A significant portion of the data used in Biomni requires a commercial license for any commercial application. Several datasets are explicitly licensed for non-commercial use only, which would prohibit their use in a commercial product without a separate agreement. Before proceeding with any commercial use, a thorough legal review of the licenses for each dataset you intend to use is strongly recommended.
| Data Source Category | Example Files | License | Internal Hosting | Source |
|---|---|---|---|---|
| COSMIC | Cosmic_*.csv, Cosmic_*.parquet |
Requires commercial license for commercial use. | Yes, with a valid commercial license. | Sanger Institute |
| BindingDB | BindingDB_All_202409.tsv |
Custom, non-commercial use granted. Commercial use requires a license. | Yes, with a commercial license. | BindingDB |
| Broad Repurposing Hub | broad_repurposing_hub_*.parquet |
CC BY 4.0 | Yes | Broad Institute |
| DDInter | ddinter_*.csv |
CC BY-NC-SA 4.0 | No, non-commercial use only. | DDInter |
| DisGeNET | DisGeNET.parquet |
CC BY-NC-SA 4.0 | No, non-commercial use only. | DisGeNET |
| Enamine | enamine_cloud_library_smiles.pkl |
Proprietary. Requires license for screening. | Yes, with a valid license. | Enamine |
| EveBio | evebio_*.csv |
Appears to be proprietary data from EveBio. | Requires permission from EveBio. | EveBio |
| Gene Ontology (GO) | go-plus.json |
CC BY 4.0 | Yes | Gene Ontology Consortium |
| GTEx | gtex_tissue_gene_tpm.parquet |
dbGaP controlled access. | Yes, with authorization. | GTEx Portal |
| Human Protein Atlas | proteinatlas.tsv |
CC BY-SA 3.0 | Yes | Human Protein Atlas |
| MSigDB | msigdb_human_*.parquet |
Custom, requires license for commercial use. | Yes, with a license. | Broad Institute |
| OMIM | omim.parquet |
Custom, requires license for commercial use. | Yes, with a license. | OMIM |
| BioGRID | affinity_capture-ms.parquet, etc. |
OSL 3.0 | Yes | BioGRID |
| CZI Cell Census | czi_census_datasets_v4.parquet |
CC BY 4.0 | Yes | Chan Zuckerberg Initiative |
| DepMap | DepMap_*.csv |
CC BY 4.0 | Yes | Broad Institute DepMap |
| Genebass | genebass_*.pkl |
ODC-By v1.0 | Yes | Genebass |
| GWAS Catalog | gwas_catalog.pkl |
Apache 2.0 | Yes | EBI GWAS Catalog |
| HPO | hp.obo |
Custom, free for all uses. | Yes | Human Phenotype Ontology |
| McPAS-TCR | McPAS-TCR.parquet |
CC BY-NC-SA 4.0 | No, non-commercial use only. | McPAS-TCR |
| miRDB | miRDB_v6.0_results.parquet |
Custom, free for non-commercial use. | No, non-commercial use only. | miRDB |
| miRTarBase | miRTarBase_*.parquet |
CC BY-NC 4.0 | No, non-commercial use only. | miRTarBase |
| MouseMine | mousemine_*.parquet |
CC BY 4.0 | Yes | MouseMine |
| P-HIPSTER | Virus-Host_PPI_P-HIPSTER_2020.parquet |
CC BY 4.0 | Yes | P-HIPSTER |
| TXGNN | txgnn_*.pkl |
MIT License | Yes | - |
To manage which datasets are used based on licensing, Biomni provides a configuration option.
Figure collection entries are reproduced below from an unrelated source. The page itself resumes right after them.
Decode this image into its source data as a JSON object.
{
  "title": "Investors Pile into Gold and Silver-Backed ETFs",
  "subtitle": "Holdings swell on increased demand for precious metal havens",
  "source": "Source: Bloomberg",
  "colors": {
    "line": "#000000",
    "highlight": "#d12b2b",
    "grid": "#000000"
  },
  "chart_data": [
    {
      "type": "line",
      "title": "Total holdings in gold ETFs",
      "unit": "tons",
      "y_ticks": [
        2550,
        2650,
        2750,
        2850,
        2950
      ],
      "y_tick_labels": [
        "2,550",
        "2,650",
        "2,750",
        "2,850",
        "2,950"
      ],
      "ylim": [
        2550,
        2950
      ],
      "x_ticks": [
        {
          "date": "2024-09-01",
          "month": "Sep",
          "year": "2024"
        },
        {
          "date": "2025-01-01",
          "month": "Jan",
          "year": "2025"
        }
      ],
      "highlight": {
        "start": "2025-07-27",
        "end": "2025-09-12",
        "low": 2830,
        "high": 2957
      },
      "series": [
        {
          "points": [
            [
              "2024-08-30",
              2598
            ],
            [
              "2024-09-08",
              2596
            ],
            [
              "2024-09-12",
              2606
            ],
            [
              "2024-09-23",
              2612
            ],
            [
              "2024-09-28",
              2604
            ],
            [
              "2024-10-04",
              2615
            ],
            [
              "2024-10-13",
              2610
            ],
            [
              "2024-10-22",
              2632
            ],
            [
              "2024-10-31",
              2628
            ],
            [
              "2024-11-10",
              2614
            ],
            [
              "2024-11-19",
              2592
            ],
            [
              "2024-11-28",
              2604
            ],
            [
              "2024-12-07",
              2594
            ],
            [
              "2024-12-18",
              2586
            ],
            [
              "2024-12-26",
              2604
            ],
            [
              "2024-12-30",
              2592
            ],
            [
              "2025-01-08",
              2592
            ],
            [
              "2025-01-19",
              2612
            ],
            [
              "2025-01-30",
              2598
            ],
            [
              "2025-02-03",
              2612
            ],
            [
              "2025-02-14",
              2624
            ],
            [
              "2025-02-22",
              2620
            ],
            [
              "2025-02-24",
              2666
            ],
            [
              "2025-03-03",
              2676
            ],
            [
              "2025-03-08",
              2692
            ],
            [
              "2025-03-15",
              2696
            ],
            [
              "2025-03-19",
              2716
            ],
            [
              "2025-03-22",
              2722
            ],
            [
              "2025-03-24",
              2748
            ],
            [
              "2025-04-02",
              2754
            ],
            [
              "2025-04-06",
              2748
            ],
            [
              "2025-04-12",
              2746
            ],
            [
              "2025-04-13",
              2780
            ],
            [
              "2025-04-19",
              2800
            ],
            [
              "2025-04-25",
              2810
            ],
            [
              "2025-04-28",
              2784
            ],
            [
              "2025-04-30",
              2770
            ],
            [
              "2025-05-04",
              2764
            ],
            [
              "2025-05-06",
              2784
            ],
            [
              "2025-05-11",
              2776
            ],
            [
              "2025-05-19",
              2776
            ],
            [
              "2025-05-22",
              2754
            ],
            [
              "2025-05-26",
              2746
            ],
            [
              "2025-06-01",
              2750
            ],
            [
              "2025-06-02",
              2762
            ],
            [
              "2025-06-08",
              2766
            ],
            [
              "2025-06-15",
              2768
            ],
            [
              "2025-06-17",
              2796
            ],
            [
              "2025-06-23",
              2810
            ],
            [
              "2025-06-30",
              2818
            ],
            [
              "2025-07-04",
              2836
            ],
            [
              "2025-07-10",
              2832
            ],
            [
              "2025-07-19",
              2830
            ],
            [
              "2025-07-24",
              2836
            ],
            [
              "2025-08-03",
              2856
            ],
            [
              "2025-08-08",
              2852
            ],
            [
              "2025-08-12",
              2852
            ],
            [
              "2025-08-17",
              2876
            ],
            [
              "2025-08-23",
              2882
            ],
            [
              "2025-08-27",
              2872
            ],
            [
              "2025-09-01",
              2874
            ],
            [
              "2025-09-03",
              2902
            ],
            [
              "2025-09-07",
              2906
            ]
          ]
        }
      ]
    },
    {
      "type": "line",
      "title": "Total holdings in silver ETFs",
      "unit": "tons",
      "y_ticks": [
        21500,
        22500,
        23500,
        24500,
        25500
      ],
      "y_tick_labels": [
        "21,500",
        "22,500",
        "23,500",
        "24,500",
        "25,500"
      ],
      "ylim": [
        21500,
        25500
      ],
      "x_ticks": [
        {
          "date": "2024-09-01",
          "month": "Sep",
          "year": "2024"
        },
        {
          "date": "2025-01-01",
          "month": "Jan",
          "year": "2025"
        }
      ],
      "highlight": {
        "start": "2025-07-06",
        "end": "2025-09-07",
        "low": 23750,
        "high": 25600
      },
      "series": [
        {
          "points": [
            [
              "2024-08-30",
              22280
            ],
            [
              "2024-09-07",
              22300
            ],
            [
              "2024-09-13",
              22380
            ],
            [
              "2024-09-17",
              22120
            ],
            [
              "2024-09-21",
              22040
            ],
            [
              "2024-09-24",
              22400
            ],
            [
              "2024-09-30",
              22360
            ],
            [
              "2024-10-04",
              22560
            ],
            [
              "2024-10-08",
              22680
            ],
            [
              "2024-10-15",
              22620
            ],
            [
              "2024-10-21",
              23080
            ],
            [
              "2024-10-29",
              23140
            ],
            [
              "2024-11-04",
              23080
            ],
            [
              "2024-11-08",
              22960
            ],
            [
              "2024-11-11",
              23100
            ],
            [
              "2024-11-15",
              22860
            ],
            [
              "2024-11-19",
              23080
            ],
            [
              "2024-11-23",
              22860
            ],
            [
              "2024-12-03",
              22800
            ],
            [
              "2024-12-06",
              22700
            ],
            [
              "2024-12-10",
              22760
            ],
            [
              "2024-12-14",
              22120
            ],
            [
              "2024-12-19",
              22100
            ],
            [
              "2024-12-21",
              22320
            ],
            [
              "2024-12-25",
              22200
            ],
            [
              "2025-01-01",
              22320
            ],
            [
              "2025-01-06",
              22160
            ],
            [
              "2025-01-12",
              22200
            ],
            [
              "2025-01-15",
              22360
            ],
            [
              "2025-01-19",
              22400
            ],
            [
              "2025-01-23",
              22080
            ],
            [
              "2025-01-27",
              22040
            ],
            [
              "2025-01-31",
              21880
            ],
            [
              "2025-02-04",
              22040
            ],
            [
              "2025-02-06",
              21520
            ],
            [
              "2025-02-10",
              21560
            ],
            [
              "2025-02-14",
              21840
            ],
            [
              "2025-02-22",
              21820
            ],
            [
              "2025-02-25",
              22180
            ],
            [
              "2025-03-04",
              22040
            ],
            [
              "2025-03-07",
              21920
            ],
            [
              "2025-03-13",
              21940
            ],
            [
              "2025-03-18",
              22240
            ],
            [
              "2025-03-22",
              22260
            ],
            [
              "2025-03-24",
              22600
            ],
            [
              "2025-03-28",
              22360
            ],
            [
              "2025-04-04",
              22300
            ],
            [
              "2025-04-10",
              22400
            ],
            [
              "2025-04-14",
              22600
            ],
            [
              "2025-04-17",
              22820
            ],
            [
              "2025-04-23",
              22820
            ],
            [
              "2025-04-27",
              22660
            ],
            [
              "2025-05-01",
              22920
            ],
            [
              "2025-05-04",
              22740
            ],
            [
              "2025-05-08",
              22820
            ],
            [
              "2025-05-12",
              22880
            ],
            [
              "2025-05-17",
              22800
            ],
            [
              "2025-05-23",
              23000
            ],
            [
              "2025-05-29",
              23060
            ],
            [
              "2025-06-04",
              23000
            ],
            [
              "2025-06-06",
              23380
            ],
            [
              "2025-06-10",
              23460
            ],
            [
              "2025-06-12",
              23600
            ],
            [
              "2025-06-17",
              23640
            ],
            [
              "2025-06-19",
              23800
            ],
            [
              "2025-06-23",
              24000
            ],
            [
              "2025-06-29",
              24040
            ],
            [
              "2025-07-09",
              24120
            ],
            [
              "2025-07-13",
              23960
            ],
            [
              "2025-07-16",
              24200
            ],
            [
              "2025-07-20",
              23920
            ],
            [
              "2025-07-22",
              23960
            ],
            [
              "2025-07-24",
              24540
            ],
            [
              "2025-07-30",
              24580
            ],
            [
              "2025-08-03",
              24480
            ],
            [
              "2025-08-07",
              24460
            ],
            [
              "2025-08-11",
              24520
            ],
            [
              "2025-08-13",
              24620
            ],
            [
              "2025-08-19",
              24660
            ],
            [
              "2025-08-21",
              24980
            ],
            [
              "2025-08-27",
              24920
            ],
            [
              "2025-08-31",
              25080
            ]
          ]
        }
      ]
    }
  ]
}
You can set the commercial_mode flag to True in your configuration to automatically exclude datasets that are not licensed for commercial use.
from biomni.agent import A1
# For commercial use (excludes non-commercial datasets)
agent = A1(commercial_mode=True)
# For academic/research use (includes all datasets)
agent = A1(commercial_mode=False) # defaultThis configuration automatically selects the appropriate data environment description file and ensures compliance with licensing requirements.